Les interventions de l’UFC-Que Choisir et de l’OPTA convergent donc vers une critique de la proposition de la Commission européenne visant à assouplir la régulation des OGM/NTG, mettant en exergue les risques de contamination, les insuffisances en termes d’étiquetage et de traçabilité, et les impacts potentiels sur la diversité biologique et les pratiques agroécologiques. Les deux organisations appellent à une révision approfondie du cadre législatif encadrant les biotechnologies, insistant sur l’importance de protéger les droits des consommateurs, de préserver l’intégrité de l’agriculture biologique, et de promouvoir une innovation responsable et éthique.

Cette méfiance à l’égard des promesses des biotechnologies est également partagée par plusieurs autres structures qui se sont fortement mobilisées contre cette proposition réglementaire.

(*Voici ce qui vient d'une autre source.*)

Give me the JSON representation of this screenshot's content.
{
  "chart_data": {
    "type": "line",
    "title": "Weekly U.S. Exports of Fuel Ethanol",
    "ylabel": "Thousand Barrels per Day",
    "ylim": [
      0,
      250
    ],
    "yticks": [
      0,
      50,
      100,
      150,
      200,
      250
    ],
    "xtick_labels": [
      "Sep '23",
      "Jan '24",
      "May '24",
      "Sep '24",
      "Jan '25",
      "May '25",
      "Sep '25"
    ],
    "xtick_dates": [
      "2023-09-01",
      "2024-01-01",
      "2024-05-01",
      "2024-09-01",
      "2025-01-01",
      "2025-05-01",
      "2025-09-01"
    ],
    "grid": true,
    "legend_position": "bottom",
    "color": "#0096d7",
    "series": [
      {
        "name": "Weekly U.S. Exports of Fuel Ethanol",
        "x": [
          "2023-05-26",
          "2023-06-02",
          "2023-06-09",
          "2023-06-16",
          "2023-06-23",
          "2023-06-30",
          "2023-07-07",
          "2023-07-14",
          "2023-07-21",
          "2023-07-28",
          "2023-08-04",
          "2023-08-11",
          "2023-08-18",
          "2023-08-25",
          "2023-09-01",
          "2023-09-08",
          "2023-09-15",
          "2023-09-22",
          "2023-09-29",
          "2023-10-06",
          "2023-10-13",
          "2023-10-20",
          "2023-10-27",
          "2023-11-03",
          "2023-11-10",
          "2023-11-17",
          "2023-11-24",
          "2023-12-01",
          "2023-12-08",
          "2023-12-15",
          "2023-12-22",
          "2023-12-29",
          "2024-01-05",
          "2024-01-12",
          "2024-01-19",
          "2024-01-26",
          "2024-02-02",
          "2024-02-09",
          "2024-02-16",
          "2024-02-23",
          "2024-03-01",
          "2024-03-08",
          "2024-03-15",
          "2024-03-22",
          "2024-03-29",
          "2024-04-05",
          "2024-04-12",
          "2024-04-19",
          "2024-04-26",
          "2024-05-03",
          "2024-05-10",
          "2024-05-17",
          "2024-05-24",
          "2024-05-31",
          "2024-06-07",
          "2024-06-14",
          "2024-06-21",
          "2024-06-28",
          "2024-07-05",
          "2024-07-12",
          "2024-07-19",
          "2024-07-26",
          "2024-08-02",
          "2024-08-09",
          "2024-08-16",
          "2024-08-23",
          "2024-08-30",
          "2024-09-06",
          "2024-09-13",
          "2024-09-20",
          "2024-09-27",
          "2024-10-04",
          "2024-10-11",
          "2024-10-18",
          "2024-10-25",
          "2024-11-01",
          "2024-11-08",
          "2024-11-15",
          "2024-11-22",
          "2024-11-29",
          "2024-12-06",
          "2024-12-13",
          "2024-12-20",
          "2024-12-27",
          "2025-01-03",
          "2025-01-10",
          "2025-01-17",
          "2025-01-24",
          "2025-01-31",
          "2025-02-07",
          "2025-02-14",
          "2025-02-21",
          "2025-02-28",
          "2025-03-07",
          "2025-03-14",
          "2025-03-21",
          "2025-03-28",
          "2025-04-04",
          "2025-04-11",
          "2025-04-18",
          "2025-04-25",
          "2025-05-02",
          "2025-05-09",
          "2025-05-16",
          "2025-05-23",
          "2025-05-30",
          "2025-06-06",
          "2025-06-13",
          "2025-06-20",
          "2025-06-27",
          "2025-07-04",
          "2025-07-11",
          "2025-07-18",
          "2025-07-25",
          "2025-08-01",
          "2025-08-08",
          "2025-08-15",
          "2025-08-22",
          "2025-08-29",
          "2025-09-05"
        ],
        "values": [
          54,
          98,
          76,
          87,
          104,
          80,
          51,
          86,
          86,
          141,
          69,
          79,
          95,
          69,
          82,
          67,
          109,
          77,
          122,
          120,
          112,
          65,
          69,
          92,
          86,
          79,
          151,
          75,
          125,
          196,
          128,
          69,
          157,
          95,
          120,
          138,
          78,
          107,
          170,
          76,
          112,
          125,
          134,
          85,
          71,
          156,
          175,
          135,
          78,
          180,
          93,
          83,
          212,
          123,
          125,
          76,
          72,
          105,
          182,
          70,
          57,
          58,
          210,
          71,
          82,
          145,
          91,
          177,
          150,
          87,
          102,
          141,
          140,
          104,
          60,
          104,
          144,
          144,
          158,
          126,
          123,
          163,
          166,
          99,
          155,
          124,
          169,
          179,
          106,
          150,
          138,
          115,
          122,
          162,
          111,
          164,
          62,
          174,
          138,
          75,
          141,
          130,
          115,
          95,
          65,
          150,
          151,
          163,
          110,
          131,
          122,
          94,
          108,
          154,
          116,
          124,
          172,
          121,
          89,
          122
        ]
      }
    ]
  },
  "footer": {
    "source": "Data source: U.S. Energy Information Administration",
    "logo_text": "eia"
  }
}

On peut citer Objectif Zéro OGM, Pollinis, les Amis de la Terre, la Confédération paysanne, IFOAM Europe… Ce mouvement de fond veut notamment rappeler l’urgence à adopter des politiques préventives face aux risques potentiels liés à ces technologies et refuse que ces produits soient désormais commercialisés de manière masquée, non-évaluée et avec la cohorte de brevets associés.

1. Cette « organisation des entreprises européennes de transformation et de vente des produits biologiques » compte une trentaine de membres officiels issus de onze pays de l’Union européenne, dont la France, ainsi que la Suisse, le Royaume-Uni et les États-Unis.